Выбрать главу

Да, это был поистине великий человек, а соотечественники встречали его на улице, слышали его голос и, однако, понятия не имели, каков он.

Как я уже писал, теперь, после смерти, Уэллсу воздается должное за его разнообразные заслуги, особенно за его предвидение тех предпосылок, которые приведут к созданию атомной бомбы. И все же об этом замечательном человеке как о человеке еще не написано ничего (впрочем, возможно, об этом говорится в одном из 150 тысяч журналов, прочитывать которые я, слава богу, не считаю своим долгом), о человеке, который бывал велик, а бывал мал, о человеке забавном, болтливом, великодушном, безрассудно романтичном, похожем на упругий шар, — одним словом, о человеке.

Если оценивать Уэллса по внешности, то нет ничего удивительного, что избиратели из университетского округа не захотели послать его в парламент, когда он выставил свою кандидатуру. Сын мелкого лавочника, — в молодости и сам младший приказчик в лавке, он и выглядел соответствующим образом. И когда к нему пришла известность, он все еще стоял за прилавком — малоприметный, не отличимый от всех прочих, веселый и разговорчивый, он серьезно и старательно выбирал для вас нитки, желая как можно лучше выполнить вашу просьбу, но при этом во всем его поведении не было и тени угодливости.

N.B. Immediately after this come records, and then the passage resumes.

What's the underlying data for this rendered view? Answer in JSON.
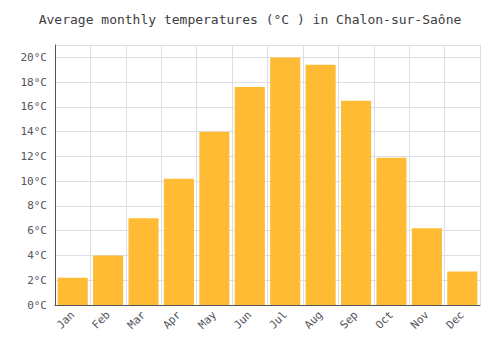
{
  "chart_data": {
    "type": "bar",
    "title": "Average monthly temperatures (°C ) in Chalon-sur-Saône",
    "categories": [
      "Jan",
      "Feb",
      "Mar",
      "Apr",
      "May",
      "Jun",
      "Jul",
      "Aug",
      "Sep",
      "Oct",
      "Nov",
      "Dec"
    ],
    "values": [
      2.2,
      4.0,
      7.0,
      10.2,
      14.0,
      17.6,
      20.0,
      19.4,
      16.5,
      11.9,
      6.2,
      2.7
    ],
    "color": "#FFBB33",
    "ylim": [
      0,
      21
    ],
    "yticks": [
      {
        "value": 0,
        "label": "0°C"
      },
      {
        "value": 2,
        "label": "2°C"
      },
      {
        "value": 4,
        "label": "4°C"
      },
      {
        "value": 6,
        "label": "6°C"
      },
      {
        "value": 8,
        "label": "8°C"
      },
      {
        "value": 10,
        "label": "10°C"
      },
      {
        "value": 12,
        "label": "12°C"
      },
      {
        "value": 14,
        "label": "14°C"
      },
      {
        "value": 16,
        "label": "16°C"
      },
      {
        "value": 18,
        "label": "18°C"
      },
      {
        "value": 20,
        "label": "20°C"
      }
    ],
    "grid": true
  }
}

Он был коренастый, кругленький, с крысиными усиками и тонким голосом. Он просто не знал, как следует «подать» себя, он никогда не говорил самому себе: «Боже, как поразился бы этот официант, если бы он узнал, что обслуживает самого Г. Дж. Уэллса». Мне вспоминаются два случая; один произошел в Лондоне, другой — в пригороде Нью-Йорка, когда на званом обеде дамы кидались к хозяйке с расспросами: «Кто этот полный человечек, который болтает так интересно и остроумно?» Одна из этих дам была женой издателя, другая — профессиональной журналисткой, но ни той, ни другой и в голову не пришло, что это знаменитый Уэллс; просто он выделялся своим обаянием и здравомыслием.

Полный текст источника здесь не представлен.